I laid eyes on a friend of mine who gave me a big friendly hug. I am sometimes struck by the nature of hugs. I always joke about not being a touchy person, but when in Spain, do as the Spanish do. There were hugs; kisses; familiar greetings. It was…nice.
At some point, I got talking to the deputy general counsel of a big American corporation. He was German, married to an American; they were based in Geneva. We talked about my injury; about getting around on crutches; about the nature of the beast of being involuntarily slowed down.
You’ll find the blessing in this, he assured me, And it will be remarkable. Your guardian angel is looking out for you.
It was a funny thing to say, a striking one. (And admittedly, the somewhat spiritual overtones of the comment might have seemed completely out of context if the conference hadn’t been sponsored by our Jesuit law school). The comment resonated especially because my mother always said things like that she felt that my grandparents were with me and my brother all the time. My grandmother had died six years ago last weekend — the same day I’d hurt myself — and she was, in fact, Spanish.

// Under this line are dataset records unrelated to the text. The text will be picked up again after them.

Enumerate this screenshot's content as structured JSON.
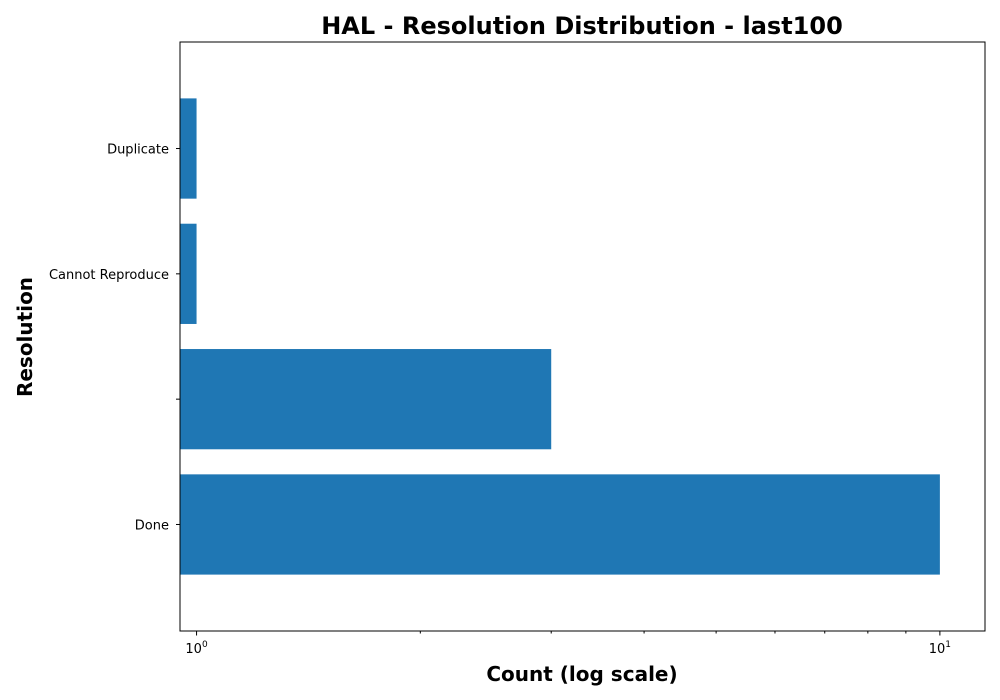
{
  "chart_data": {
    "type": "bar",
    "orientation": "horizontal",
    "title": "HAL - Resolution Distribution - last100",
    "xlabel": "Count (log scale)",
    "ylabel": "Resolution",
    "x_scale": "log",
    "xlim": [
      0.95,
      11.5
    ],
    "categories": [
      "Done",
      "",
      "Cannot Reproduce",
      "Duplicate"
    ],
    "values": [
      10,
      3,
      1,
      1
    ],
    "x_major_ticks": [
      {
        "value": 1,
        "base": "10",
        "exp": "0"
      },
      {
        "value": 10,
        "base": "10",
        "exp": "1"
      }
    ],
    "color": "#1f77b4",
    "grid": false,
    "legend": "none"
  }
}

(Her birthday is Friday. She’d have been 99.)
The whole exchange reminded me of a line from a song I used to love, and listened to on repeat during many a transition time in my life. The refrain went:
…And keep me guessing with these blessings in disguise
And I’ll walk with grace my feet and faith my eyes…

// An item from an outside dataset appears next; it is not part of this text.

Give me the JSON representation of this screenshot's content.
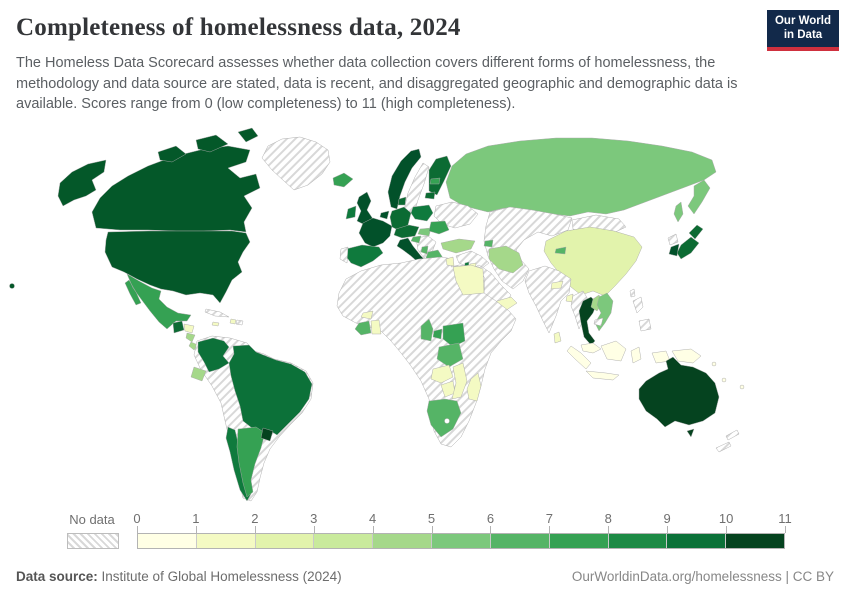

These incidents and accidents, where they just ordinary blessings in disguise? Was this grace?
The day and the conference ended and after cocktails with friends, I did some work then had dinner under the stained glass dome of my hotel. It was so beautiful — all of it — Madrid; the people; the food; the crystal, and glass, and the light of day fading in the painted panes of the ceiling above me.
It struck me, then, that there were angels dining somewhere, just maybe not at The Ritz. Though ironically, I’d swapped my hotel reservation from Hotel Ritz in Madrid to the Palace just the day before. Maybe I was walking away from fate — but maybe, unbeknownst to me — broken, human, humbled, I was slowly limping right into it.